Georgetown University Apologizes For Slave Trade Participation

Georgetown University Renames Two Buildings for Former Slaves

Georgetown University Apologizes For Slave Trade Participation

A year-and-a-half after students staged a sit-in to demand that Georgetown University rename buildings that bared the monikers of past university presidents who sold enslaved Black people to settle school debt, university officials honored that request.

The university permanently named a building Isaac Hawkins Hall - formerly known as Mulledy Hall and renamed as Freedom Hall in 2015 - in a courtyard ceremony next to the university's Dahlgren Chapel. After working with the group on recommendations, the university announced in Tuesday's liturgy that it has officially renamed the Mulledy Hall and McSherry Hall to Isaac Hawkins Hall and Anne Marie Becraft Hall. Rev. Tim Kesicki, the president of the Jesuit Conference of Canada and United States, delivered the formal apology during the Liturgy of Remembrance, Contrition and Hope.

"Today the Society of Jesus, who helped establish Georgetown University and whose leaders enslaved and mercilessly sold your ancestors, stands before you to say that we have greatly sinned, in our thoughts and in our words, in what we have done, and what we have failed to do", said the reverend. These halls were formerly named for two Jesuits involved in the 1838 sale to Louisiana plantation owners. She later joined the Oblate Sisters of Providence.

President John J. DeGioia of Georgetown also spoke during the liturgy, saying that "slavery remains the original evil of our republic".
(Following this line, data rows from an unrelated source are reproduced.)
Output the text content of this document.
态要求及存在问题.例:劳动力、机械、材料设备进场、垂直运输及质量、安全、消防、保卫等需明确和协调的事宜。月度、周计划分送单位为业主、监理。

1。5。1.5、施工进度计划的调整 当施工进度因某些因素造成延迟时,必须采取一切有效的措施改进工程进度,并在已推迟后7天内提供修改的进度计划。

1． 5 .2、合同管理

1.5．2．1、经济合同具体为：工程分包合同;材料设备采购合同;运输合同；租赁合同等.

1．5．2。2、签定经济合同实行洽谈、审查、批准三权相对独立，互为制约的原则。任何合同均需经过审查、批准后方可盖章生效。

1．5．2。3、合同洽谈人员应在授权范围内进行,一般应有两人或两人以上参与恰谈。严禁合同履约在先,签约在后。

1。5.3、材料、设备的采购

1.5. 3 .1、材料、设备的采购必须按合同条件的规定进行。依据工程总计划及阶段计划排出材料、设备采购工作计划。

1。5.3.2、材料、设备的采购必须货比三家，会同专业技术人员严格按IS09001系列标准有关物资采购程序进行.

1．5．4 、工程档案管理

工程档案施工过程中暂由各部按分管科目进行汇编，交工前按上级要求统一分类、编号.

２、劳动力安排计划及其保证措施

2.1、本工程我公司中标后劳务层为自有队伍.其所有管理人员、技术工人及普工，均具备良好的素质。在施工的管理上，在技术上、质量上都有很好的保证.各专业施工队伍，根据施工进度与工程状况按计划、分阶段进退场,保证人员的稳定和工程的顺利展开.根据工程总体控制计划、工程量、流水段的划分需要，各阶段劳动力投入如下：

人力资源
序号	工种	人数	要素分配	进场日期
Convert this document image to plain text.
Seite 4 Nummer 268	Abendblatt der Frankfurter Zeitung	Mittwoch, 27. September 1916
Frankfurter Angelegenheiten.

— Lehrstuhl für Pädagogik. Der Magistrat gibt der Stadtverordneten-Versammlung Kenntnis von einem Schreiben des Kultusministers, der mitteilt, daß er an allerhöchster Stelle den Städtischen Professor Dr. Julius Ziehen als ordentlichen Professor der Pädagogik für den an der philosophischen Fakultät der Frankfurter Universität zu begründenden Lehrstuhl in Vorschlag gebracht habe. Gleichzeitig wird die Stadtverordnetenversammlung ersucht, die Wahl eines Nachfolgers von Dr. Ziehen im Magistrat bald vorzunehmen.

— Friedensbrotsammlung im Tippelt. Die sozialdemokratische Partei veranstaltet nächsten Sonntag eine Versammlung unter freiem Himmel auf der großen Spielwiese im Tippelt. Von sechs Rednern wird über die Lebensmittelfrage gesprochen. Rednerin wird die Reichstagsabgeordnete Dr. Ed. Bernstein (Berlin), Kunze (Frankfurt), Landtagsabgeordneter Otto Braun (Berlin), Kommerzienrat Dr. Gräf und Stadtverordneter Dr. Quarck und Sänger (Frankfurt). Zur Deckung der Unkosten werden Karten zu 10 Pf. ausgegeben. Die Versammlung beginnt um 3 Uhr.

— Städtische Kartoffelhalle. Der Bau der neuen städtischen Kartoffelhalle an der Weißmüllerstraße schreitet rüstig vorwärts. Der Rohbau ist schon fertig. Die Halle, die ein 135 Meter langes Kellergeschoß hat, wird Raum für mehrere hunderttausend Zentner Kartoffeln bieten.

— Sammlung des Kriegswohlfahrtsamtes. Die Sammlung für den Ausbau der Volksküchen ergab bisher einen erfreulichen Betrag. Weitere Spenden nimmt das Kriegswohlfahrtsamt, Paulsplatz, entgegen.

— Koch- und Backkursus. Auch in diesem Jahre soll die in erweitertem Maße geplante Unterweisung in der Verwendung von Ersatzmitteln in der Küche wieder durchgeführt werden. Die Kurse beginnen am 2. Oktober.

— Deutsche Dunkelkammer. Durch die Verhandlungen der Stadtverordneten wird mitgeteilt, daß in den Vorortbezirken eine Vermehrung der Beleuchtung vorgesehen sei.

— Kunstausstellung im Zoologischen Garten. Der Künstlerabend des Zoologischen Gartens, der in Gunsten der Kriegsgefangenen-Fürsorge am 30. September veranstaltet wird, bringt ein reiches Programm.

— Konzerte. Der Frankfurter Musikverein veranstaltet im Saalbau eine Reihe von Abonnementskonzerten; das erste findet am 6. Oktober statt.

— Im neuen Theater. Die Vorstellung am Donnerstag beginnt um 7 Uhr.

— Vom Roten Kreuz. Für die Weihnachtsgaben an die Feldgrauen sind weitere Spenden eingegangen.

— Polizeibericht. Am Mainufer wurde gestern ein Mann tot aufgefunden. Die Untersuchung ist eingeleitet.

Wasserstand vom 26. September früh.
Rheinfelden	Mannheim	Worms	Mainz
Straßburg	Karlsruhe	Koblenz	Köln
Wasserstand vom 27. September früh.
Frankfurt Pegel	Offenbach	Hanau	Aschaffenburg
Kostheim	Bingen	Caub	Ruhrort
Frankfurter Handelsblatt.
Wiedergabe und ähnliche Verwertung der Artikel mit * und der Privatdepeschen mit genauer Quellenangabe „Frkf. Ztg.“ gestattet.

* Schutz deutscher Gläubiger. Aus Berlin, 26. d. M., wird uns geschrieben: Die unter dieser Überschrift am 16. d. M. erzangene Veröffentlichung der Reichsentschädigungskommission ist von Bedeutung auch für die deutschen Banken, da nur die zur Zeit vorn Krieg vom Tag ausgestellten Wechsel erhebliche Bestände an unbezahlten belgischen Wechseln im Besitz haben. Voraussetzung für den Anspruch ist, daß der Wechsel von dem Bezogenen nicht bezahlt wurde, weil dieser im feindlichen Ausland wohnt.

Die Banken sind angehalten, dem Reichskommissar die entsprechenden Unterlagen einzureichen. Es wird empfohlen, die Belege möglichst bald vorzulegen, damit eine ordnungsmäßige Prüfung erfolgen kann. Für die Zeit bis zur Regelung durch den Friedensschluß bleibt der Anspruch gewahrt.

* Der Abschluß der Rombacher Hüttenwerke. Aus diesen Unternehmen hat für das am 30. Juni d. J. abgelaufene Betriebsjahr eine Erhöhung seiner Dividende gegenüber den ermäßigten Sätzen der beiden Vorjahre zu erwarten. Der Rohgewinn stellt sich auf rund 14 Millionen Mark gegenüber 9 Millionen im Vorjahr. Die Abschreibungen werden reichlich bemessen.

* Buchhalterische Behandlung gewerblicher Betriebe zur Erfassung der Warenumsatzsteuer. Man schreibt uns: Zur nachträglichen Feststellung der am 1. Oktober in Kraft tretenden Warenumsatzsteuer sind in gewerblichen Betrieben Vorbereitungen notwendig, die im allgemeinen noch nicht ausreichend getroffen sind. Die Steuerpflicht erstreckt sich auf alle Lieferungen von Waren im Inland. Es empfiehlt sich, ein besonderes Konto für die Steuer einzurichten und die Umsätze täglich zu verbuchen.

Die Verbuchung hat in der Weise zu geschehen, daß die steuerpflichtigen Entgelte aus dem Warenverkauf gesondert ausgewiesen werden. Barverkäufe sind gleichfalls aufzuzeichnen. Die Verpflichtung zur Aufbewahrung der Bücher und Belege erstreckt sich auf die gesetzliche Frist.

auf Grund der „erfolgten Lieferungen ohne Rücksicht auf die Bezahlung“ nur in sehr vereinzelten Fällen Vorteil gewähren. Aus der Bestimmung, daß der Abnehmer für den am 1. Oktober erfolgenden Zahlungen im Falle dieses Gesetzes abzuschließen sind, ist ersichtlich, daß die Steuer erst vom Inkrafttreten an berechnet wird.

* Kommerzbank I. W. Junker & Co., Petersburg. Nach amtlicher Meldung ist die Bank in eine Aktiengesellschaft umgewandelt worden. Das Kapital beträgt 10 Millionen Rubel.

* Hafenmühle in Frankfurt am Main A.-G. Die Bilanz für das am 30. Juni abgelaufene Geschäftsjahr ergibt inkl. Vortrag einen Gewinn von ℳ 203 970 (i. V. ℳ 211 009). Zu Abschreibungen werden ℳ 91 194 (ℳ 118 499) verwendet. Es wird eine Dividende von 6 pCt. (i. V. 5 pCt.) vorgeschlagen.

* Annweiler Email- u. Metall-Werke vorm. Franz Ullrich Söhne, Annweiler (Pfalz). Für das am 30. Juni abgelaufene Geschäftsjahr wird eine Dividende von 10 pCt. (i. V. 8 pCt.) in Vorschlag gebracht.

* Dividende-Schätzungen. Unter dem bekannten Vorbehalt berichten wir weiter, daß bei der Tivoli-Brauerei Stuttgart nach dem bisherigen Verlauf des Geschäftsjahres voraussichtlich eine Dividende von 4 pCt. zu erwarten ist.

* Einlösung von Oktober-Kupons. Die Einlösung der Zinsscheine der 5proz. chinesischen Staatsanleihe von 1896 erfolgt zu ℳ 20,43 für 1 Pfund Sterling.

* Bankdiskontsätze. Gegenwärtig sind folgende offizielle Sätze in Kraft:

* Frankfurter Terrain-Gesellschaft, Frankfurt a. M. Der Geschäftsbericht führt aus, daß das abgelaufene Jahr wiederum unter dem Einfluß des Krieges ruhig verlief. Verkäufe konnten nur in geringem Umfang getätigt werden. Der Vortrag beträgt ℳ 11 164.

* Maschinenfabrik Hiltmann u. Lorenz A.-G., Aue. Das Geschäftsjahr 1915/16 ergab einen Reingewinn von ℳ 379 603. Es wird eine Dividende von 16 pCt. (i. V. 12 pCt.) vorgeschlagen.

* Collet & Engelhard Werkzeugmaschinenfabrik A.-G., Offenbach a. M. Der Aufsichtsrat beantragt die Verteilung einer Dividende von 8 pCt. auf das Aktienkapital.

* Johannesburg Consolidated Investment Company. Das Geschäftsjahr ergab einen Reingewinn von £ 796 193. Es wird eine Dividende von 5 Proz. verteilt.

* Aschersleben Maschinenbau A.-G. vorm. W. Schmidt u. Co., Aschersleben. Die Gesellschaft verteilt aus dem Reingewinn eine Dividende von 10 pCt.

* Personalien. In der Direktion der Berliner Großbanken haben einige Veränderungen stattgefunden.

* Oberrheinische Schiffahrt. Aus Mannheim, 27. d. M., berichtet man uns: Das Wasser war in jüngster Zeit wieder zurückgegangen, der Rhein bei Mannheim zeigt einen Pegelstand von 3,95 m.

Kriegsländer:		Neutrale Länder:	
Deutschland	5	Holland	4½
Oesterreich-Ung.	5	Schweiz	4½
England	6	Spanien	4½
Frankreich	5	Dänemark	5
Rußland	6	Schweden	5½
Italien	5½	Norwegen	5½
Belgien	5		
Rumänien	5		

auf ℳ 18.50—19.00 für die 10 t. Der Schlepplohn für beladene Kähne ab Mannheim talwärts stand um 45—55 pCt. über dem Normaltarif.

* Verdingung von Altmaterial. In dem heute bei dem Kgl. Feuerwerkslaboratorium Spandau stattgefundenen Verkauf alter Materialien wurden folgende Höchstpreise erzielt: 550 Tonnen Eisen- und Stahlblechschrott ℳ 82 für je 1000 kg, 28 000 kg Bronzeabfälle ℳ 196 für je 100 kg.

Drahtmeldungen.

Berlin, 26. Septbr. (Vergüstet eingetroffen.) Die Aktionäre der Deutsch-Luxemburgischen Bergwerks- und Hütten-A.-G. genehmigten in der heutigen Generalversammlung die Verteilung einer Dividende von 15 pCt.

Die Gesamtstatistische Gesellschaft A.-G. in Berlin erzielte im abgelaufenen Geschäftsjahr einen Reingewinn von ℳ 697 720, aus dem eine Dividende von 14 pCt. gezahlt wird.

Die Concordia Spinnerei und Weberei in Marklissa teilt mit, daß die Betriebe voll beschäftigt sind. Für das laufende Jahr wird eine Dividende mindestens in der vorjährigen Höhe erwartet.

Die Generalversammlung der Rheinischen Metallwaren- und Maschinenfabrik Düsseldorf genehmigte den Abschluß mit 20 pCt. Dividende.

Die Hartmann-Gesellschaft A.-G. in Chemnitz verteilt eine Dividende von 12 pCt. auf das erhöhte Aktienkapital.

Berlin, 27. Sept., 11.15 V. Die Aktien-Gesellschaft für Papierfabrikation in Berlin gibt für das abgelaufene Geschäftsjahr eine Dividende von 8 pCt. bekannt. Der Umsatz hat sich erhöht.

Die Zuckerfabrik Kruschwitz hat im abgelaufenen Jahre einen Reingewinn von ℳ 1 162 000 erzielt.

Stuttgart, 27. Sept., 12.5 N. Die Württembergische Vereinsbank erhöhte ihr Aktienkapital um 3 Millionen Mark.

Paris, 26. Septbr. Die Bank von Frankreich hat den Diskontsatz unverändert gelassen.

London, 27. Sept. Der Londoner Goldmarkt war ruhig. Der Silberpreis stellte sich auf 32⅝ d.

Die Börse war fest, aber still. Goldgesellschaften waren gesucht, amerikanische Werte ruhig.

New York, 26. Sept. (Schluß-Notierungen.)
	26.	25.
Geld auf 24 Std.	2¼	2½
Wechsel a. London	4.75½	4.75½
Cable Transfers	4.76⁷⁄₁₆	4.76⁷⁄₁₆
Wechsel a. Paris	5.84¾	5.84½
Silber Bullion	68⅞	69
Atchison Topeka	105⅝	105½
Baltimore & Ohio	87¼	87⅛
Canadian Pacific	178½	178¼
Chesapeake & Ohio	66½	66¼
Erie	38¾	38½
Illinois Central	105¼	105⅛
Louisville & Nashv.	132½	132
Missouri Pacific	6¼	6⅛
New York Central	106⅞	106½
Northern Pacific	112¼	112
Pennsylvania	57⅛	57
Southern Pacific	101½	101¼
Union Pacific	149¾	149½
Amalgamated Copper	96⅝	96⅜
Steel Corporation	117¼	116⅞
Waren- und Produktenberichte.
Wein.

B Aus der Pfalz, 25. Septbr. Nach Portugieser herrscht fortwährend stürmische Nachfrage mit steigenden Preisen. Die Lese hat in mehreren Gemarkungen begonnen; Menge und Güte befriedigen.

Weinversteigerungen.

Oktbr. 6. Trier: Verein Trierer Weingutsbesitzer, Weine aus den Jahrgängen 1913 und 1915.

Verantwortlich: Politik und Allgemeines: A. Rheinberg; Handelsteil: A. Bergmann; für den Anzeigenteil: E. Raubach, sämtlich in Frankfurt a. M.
Jesuit Father Robert Hussey, provincial of his order's Maryland province, and DeGioia met with descendants in the afternoon.

The university also hosted a dinner and private vigil for the descendants and took them on a tour of the plantation where their ancestors lived before the sale.

Their descendants gathered on the Georgetown campus for a dedication ceremony Tuesday.

"The actions of Georgetown students have placed all of us on a journey together toward honoring our enslaved ancestors by working toward healing and reconciliation", she said.

"Our work as a group was to help teardown the walls, the walls of mystery and silence and (the) unknown surrounding Georgetown's historical ties to the institution of slavery", said working group member Connor Maytnier (C'17) at the dedication. Becraft created a school for black girls in 1820 at Georgetown.